Sunday, December 28, 2025

Florida New Year's 2026: Emerald Downstream

Kevin was at Emerald a couple weeks earlier and reported very good, clear conditions, so we decided to go there.  Rob brought his camera (which he hasn't brought on a cave trip in ages), so he came up with a spot he wanted to go to take pictures.  He said that there is a jump off to the left into a tunnel that has white walls, after the T to the left.  But he didn't know any more details than that.

When we got to the site, the water was indeed VERY clear in the basin.  When we dropped the line in to stage our bottles, you could see down the line quite a long way.  We loaded up all of our bottles, and then doinked with the remote strobes a bit, to figure out how to mount them (or not).  In the end, Rob managed to rig up a way to mount the strobe on the back of my rig, using a variety of things found in Kevin's van... including a bungee loop, and old scooter O-ring, and one of those velcro straps that is meant to bundle wires together.  It worked pretty well, though.  Kevin decided to just carry his and point the strobe behind him with his hand.  After that was all sorted out, we got geared up and got going.

When we stage our bottles on the line, we put the O2 bottles near the surface, and the 50% bottles a bit below those, and the stage bottles below those.  I was the last one down and I picked up my O2 bottle, and then by 50% bottle, and dropped my O2 bottle at 20 feet, and kept going and couldn't find my stage bottle.  I kept going down the line, to check one last bottle at the bottom of the line, to find it was Kevin's 50% bottle.  So then I had to go all the way back up to 20 feet to find my bottle, doh.  It was right at the bottom of the pile of O2 bottles so I missed it.  Rob and Kevin were waiting for me around 80 feet, looking at me like I was a ding dong (in my head, anyway... apparently Kevin didn't realize why I'd gone back up and thought maybe I was having an ear problem).  And then we were finally off.

In my head, the T is like immediately after you get into the cave, but in fact it was several minutes in.  I started to worry I had passed over the T without seeing it!  But alas, it was there, just further into the cave than I remembered.  We went left.  The viz was pretty good, and it was an enjoyable dive.  The line seemed much darker than I remember it though, so I felt like it took a lot of concentration to keep track of where it was.  There are spots where the line gets a bit strange, or there are two lines running at the same time, would be nice to clean it up someday.

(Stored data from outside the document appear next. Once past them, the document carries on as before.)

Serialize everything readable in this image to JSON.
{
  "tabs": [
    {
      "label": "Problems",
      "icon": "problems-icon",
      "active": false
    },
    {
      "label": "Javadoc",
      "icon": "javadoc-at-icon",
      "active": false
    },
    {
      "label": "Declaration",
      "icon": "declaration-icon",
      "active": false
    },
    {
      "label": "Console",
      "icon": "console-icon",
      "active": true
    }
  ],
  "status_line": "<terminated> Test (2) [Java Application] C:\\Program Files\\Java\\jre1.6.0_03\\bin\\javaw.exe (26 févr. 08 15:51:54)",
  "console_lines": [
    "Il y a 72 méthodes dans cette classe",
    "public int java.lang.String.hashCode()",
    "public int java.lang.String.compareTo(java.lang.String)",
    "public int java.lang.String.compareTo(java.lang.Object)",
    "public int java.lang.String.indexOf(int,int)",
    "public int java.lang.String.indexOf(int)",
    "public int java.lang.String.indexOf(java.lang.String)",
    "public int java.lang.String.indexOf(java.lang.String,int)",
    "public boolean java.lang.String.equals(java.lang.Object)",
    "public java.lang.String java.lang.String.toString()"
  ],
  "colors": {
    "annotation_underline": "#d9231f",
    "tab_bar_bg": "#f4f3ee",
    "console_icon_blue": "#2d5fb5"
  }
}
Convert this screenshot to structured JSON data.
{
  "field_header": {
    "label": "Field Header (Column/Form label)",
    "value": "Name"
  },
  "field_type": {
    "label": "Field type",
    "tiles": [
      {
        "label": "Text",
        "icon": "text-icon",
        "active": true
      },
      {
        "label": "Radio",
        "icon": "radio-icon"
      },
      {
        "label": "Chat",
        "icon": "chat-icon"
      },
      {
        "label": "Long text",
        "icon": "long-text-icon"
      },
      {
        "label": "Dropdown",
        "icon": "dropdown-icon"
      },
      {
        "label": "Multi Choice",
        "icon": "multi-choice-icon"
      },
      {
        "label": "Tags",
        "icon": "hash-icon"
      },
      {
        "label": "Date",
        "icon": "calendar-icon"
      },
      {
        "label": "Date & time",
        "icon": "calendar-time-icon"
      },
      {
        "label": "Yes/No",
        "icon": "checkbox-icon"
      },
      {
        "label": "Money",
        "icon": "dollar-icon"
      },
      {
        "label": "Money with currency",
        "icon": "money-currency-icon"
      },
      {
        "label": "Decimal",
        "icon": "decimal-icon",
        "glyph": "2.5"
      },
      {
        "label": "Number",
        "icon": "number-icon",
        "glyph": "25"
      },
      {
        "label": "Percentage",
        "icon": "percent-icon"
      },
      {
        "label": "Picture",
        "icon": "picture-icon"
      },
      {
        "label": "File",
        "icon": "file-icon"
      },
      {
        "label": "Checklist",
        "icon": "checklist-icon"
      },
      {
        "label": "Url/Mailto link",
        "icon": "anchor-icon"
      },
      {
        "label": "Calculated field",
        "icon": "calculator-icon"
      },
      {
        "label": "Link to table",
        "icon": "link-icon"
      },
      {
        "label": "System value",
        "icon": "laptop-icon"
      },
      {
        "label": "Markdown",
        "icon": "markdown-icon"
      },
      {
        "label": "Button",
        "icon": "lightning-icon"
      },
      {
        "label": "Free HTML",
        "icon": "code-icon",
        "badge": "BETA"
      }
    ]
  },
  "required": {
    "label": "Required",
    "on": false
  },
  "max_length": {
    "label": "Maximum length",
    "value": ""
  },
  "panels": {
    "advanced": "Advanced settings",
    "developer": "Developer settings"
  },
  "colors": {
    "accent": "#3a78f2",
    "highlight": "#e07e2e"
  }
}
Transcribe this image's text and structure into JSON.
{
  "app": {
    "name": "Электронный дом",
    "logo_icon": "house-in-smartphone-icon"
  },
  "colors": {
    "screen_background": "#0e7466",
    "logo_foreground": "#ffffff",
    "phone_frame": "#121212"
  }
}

So we were going and going and going, and Rob checked out a few possible jumps, but never found the one he was looking for.  But eventually we found a spot for some photos on the mainline.  I got the sensor for the remote strobe out, which Rob had done a pretty good job of tying up in a knot, but I managed to untangle it.  Kevin got his strobe and sensor out too, and Rob lined us up for a couple of shots.  Of course my sensor wasn't working.  After a bit of futzing and attempting to get it to work, I was excused from the photo lineup :(  So I hung back and watched Rob take pictures of Kevin, and attempted to shimmy into the picture next to Kevin a couple times.

Eventually Rob wrapped up the photo shoot, and I told him we should turn it and not try to find that jump any longer.  It's a good thing that I did, because Rob found the jump he was looking for on the way out, quite a bit further back from where we turned.  Next time.

When we got back to the basin, we posed for more pictures in the cavern zone.  It turns out that Kevin's strobe sensor was also flaky, so the pictures from the basin were the only ones that were keepers.

When we got to 40 feet, Kevin and I poked our heads into the upstream tunnel, and made it to the sign.  From there, we could look back out at the cavern and see Rob hanging behind the down line, and leaves falling through the water all around him.  Would have made a nice picture!

When we were at 20 feet (for a LONG time), another team showed up and was staging gear in the water, and then brought some bottles down to 20 feet, and then finally got going right as we started our ascent from 10 feet.